Thanks Bruce and Mr. Religion.


----------



## Marrow Man (Nov 27, 2012)

The connection to Eve and the authority issues and the Christological focus in the passage are unmistakeable, as has been mentioned above. There is also an underlying background which both lends credence to this view, plus shows a very practical application for women in general. Philip Towner's commentary on the Pastorals (NICNT series) has a lengthy discussion on a certain "feminist" movement that existed in the Roman Empire at the time ("the new Roman woman"). It was not prevalent throughout the entire Roman world, but did exist to some degree in the major cities (of which Ephesus was one). The elevated role of women (usurping of household roles and authority) was one aspect of this movement, as was an eschewing of the role of motherhood (worldly manners of dress -- see 1 Timothy 2:9 -- being yet another). It would seem likely that the false teachers in Ephesus had seized upon this secular movement and were using it to their advantage with certain women in the Ephesian church. There are obvious references to problems of authority in chapter 2 of 1 Timothy, but there are also references to what this had done to marriage within the Ephesian church as well. 1 Timothy 4:3 mentions the forbidding of marriage as being an element of the false teaching, and in 1 Timothy 5 there is a reference to a problem with younger widows in the church not remarrying; Paul says he wants them to marry and bear children (1 Timothy 5:14). 1 Timothy is very much a "corrective" letter in that Paul is addressing bad doctrine and bad practices in the Ephesian church and instructing Timothy in how to correct these things.

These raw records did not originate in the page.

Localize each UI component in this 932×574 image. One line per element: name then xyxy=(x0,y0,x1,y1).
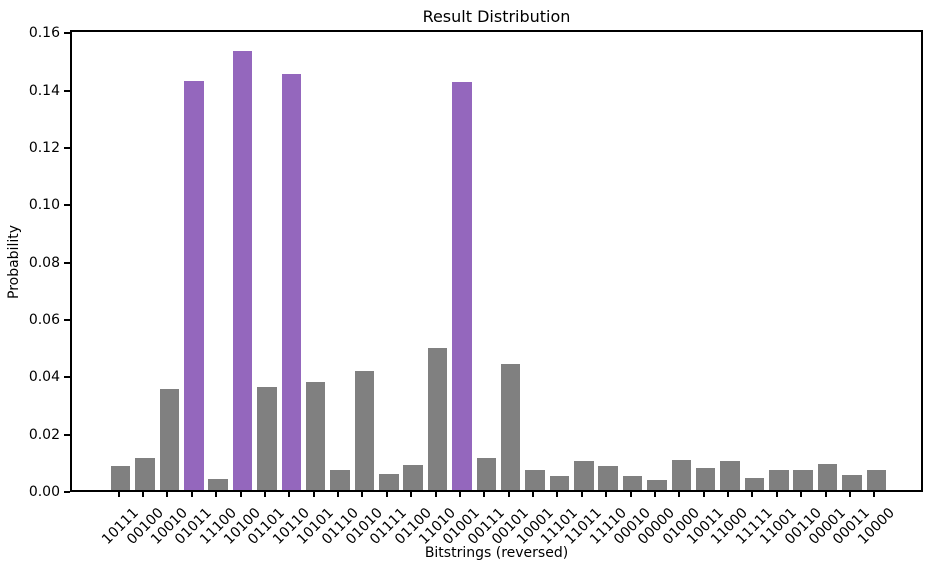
bar-11000 xyxy=(720,461,740,490)
x-tick-mark xyxy=(190,492,193,497)
y-tick-label: 0.00 xyxy=(28,484,60,500)
bar-10001 xyxy=(525,470,545,490)
y-tick-label: 0.08 xyxy=(28,254,60,271)
x-axis-label: Bitstrings (reversed) xyxy=(424,545,569,561)
x-tick-mark xyxy=(117,492,120,497)
bar-11001 xyxy=(769,469,789,490)
x-tick-mark xyxy=(434,492,437,497)
bar-10000 xyxy=(866,470,886,490)
x-tick-mark xyxy=(312,492,315,497)
y-tick-mark xyxy=(64,433,70,436)
bar-00101 xyxy=(500,363,521,490)
bar-00010 xyxy=(622,476,643,490)
x-tick-mark xyxy=(385,492,388,497)
y-tick-label: 0.16 xyxy=(28,25,60,42)
y-tick-mark xyxy=(64,204,70,207)
y-tick-mark xyxy=(64,147,70,150)
y-tick-label: 0.12 xyxy=(28,140,60,157)
x-tick-mark xyxy=(800,492,803,497)
bar-10100 xyxy=(232,50,253,490)
x-tick-mark xyxy=(458,492,461,497)
bar-10011 xyxy=(695,467,716,490)
x-tick-mark xyxy=(702,492,705,497)
x-tick-mark xyxy=(337,492,340,497)
bar-10110 xyxy=(281,73,302,490)
x-tick-mark xyxy=(483,492,486,497)
bar-00111 xyxy=(476,457,497,490)
bar-11011 xyxy=(574,461,594,490)
x-tick-mark xyxy=(848,492,851,497)
bar-01001 xyxy=(452,82,472,490)
y-tick-label: 0.06 xyxy=(28,312,60,329)
bar-01011 xyxy=(184,80,204,490)
y-tick-mark xyxy=(64,319,70,322)
bar-11100 xyxy=(208,478,228,490)
bar-00100 xyxy=(135,457,155,490)
x-tick-mark xyxy=(166,492,169,497)
y-tick-label: 0.14 xyxy=(28,82,60,99)
bar-00110 xyxy=(793,470,813,490)
x-tick-mark xyxy=(653,492,656,497)
x-tick-mark xyxy=(751,492,754,497)
x-tick-mark xyxy=(678,492,681,497)
y-tick-label: 0.02 xyxy=(28,426,60,443)
bar-10111 xyxy=(110,465,131,490)
y-tick-mark xyxy=(64,32,70,35)
x-tick-mark xyxy=(580,492,583,497)
chart-title: Result Distribution xyxy=(422,7,571,26)
bar-01100 xyxy=(403,464,423,490)
y-tick-label: 0.10 xyxy=(28,197,60,214)
x-tick-mark xyxy=(507,492,510,497)
bar-11010 xyxy=(427,347,448,490)
y-tick-mark xyxy=(64,376,70,379)
bar-01110 xyxy=(330,470,350,490)
bar-11110 xyxy=(598,465,618,490)
bar-01010 xyxy=(354,370,375,490)
bar-11101 xyxy=(549,475,570,490)
x-tick-mark xyxy=(605,492,608,497)
x-tick-mark xyxy=(142,492,145,497)
x-tick-mark xyxy=(824,492,827,497)
bar-01000 xyxy=(671,460,692,490)
bar-00011 xyxy=(842,475,862,490)
bar-11111 xyxy=(744,477,765,490)
bar-00001 xyxy=(817,463,838,490)
y-tick-mark xyxy=(64,491,70,493)
x-tick-mark xyxy=(361,492,364,497)
y-tick-mark xyxy=(64,89,70,92)
bar-10101 xyxy=(305,381,326,490)
plot-area xyxy=(70,30,923,492)
x-tick-mark xyxy=(873,492,876,497)
bar-10010 xyxy=(159,388,180,490)
bar-01111 xyxy=(379,473,399,490)
x-tick-mark xyxy=(727,492,730,497)
x-tick-mark xyxy=(239,492,242,497)
x-tick-mark xyxy=(263,492,266,497)
y-tick-label: 0.04 xyxy=(28,369,60,386)
bar-00000 xyxy=(647,479,667,490)
x-tick-mark xyxy=(775,492,778,497)
bar-01101 xyxy=(257,387,277,490)
x-tick-mark xyxy=(288,492,291,497)
y-tick-mark xyxy=(64,261,70,264)
x-tick-mark xyxy=(556,492,559,497)
x-tick-mark xyxy=(215,492,218,497)
x-tick-mark xyxy=(629,492,632,497)
x-tick-mark xyxy=(532,492,535,497)
x-tick-mark xyxy=(410,492,413,497)
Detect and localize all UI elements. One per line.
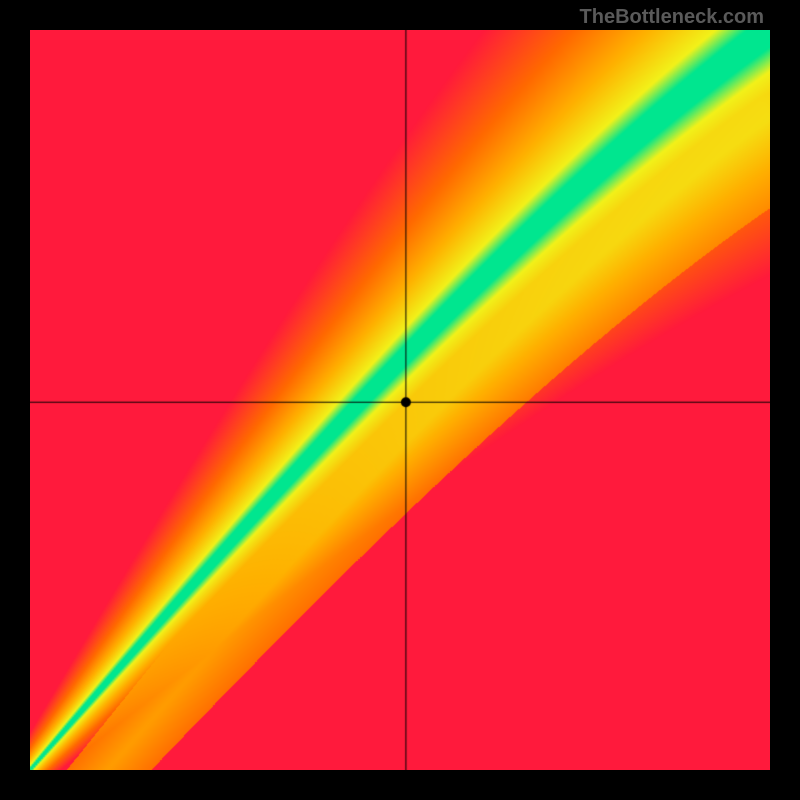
bottleneck-heatmap <box>30 30 770 770</box>
attribution-label: TheBottleneck.com <box>580 6 764 29</box>
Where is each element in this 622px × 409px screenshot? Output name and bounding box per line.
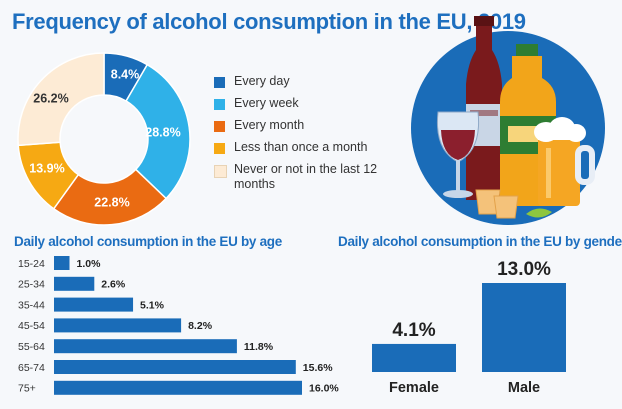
- age-value-label-55-64: 11.8%: [244, 341, 274, 353]
- age-value-label-75: 16.0%: [309, 383, 339, 395]
- age-tick-label-15-24: 15-24: [18, 258, 45, 270]
- gender-tick-label-female: Female: [389, 380, 439, 396]
- donut-value-label-every-month: 22.8%: [94, 195, 129, 209]
- wine-glass-icon: [436, 111, 480, 198]
- legend-label-every-day: Every day: [234, 74, 290, 88]
- age-value-label-65-74: 15.6%: [303, 362, 333, 374]
- legend-swatch-never: [214, 165, 227, 178]
- gender-chart-title: Daily alcohol consumption in the EU by g…: [338, 234, 622, 249]
- age-bar-45-54: [54, 318, 182, 333]
- legend-label-every-week: Every week: [234, 96, 299, 110]
- shot-glasses-icon: [475, 189, 519, 219]
- legend-swatch-every-day: [214, 77, 225, 88]
- gender-bar-female: [372, 343, 456, 372]
- age-tick-label-25-34: 25-34: [18, 279, 45, 291]
- age-bar-65-74: [54, 360, 296, 374]
- donut-value-label-every-week: 28.8%: [145, 125, 180, 139]
- gender-tick-label-male: Male: [508, 380, 540, 396]
- age-bar-15-24: [54, 256, 70, 270]
- age-bar-25-34: [54, 276, 95, 291]
- donut-slice-never-or-not-in-the-last-12-months: [17, 52, 105, 147]
- legend-label-every-month: Every month: [234, 118, 305, 132]
- age-tick-label-65-74: 65-74: [18, 362, 45, 374]
- legend-swatch-less-than-monthly: [214, 143, 225, 154]
- age-value-label-25-34: 2.6%: [101, 279, 126, 291]
- donut-slice-every-week: [125, 63, 191, 200]
- legend-swatch-every-month: [214, 121, 225, 132]
- page-title: Frequency of alcohol consumption in the …: [12, 9, 526, 34]
- age-bar-75: [54, 380, 302, 395]
- age-tick-label-35-44: 35-44: [18, 299, 45, 311]
- legend-label-less-than-monthly: Less than once a month: [234, 140, 368, 154]
- donut-value-label-never-or-not-in-the-last-12-months: 26.2%: [33, 91, 68, 105]
- age-bar-35-44: [54, 297, 134, 312]
- age-bar-55-64: [54, 339, 237, 354]
- age-tick-label-75: 75+: [18, 383, 36, 395]
- legend-label-never: Never or not in the last 12 months: [234, 162, 378, 191]
- age-tick-label-55-64: 55-64: [18, 341, 45, 353]
- lime-slice-icon: [526, 208, 552, 218]
- age-value-label-45-54: 8.2%: [188, 320, 213, 332]
- beer-mug-icon: [534, 117, 595, 206]
- age-value-label-35-44: 5.1%: [140, 299, 165, 311]
- age-value-label-15-24: 1.0%: [77, 258, 102, 270]
- age-chart-title: Daily alcohol consumption in the EU by a…: [14, 234, 282, 249]
- donut-value-label-less-than-once-a-month: 13.9%: [29, 161, 64, 175]
- legend-swatch-every-week: [214, 99, 225, 110]
- gender-bar-male: [482, 283, 566, 372]
- gender-value-label-female: 4.1%: [392, 320, 435, 341]
- age-tick-label-45-54: 45-54: [18, 320, 45, 332]
- donut-value-label-every-day: 8.4%: [111, 67, 140, 81]
- gender-value-label-male: 13.0%: [497, 259, 551, 280]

The coming of the Messiah -- the promised seed of the woman/Eve -- is the salvation to which we much all look, male and female. We will not be saved through secular pseudo-religious means. The women in Ephesus were encouraged to continue in faith and love and holiness with self-restraint. They were not to usurp the leadership roles nor follow after the false teachers or worldliness. But they were also being encouraged to be who God made them to be. They did not have to adorn themselves in the way the world adorns itself in order to be "beautiful," but rather they were to adorn themselves with good works, modesty, etc. And the rejection of marriage was not a path to godliness; rather, marrying and having children was a honorable path for the women. It is as if Paul is telling them not to think they are missing out because they are not in leadership roles in the local church; they have a very valuable service in God's Kingdom in the family itself (even those who could not bear children had valuable ministry in the church -- again see 1 Timothy 5 and the lengthy discussion on widows). The "new Roman woman" was not the way to go; God had ordained certain roles for the man and woman, and this was the calling they were to pursue.


----------



## arapahoepark (Nov 27, 2012)

I would agree. It makes more sense given that it is the church roles being discussed. If you go to pipers site he has a free download of recovering man and womanhood and deals with the exegesis I think by Doug moo.


----------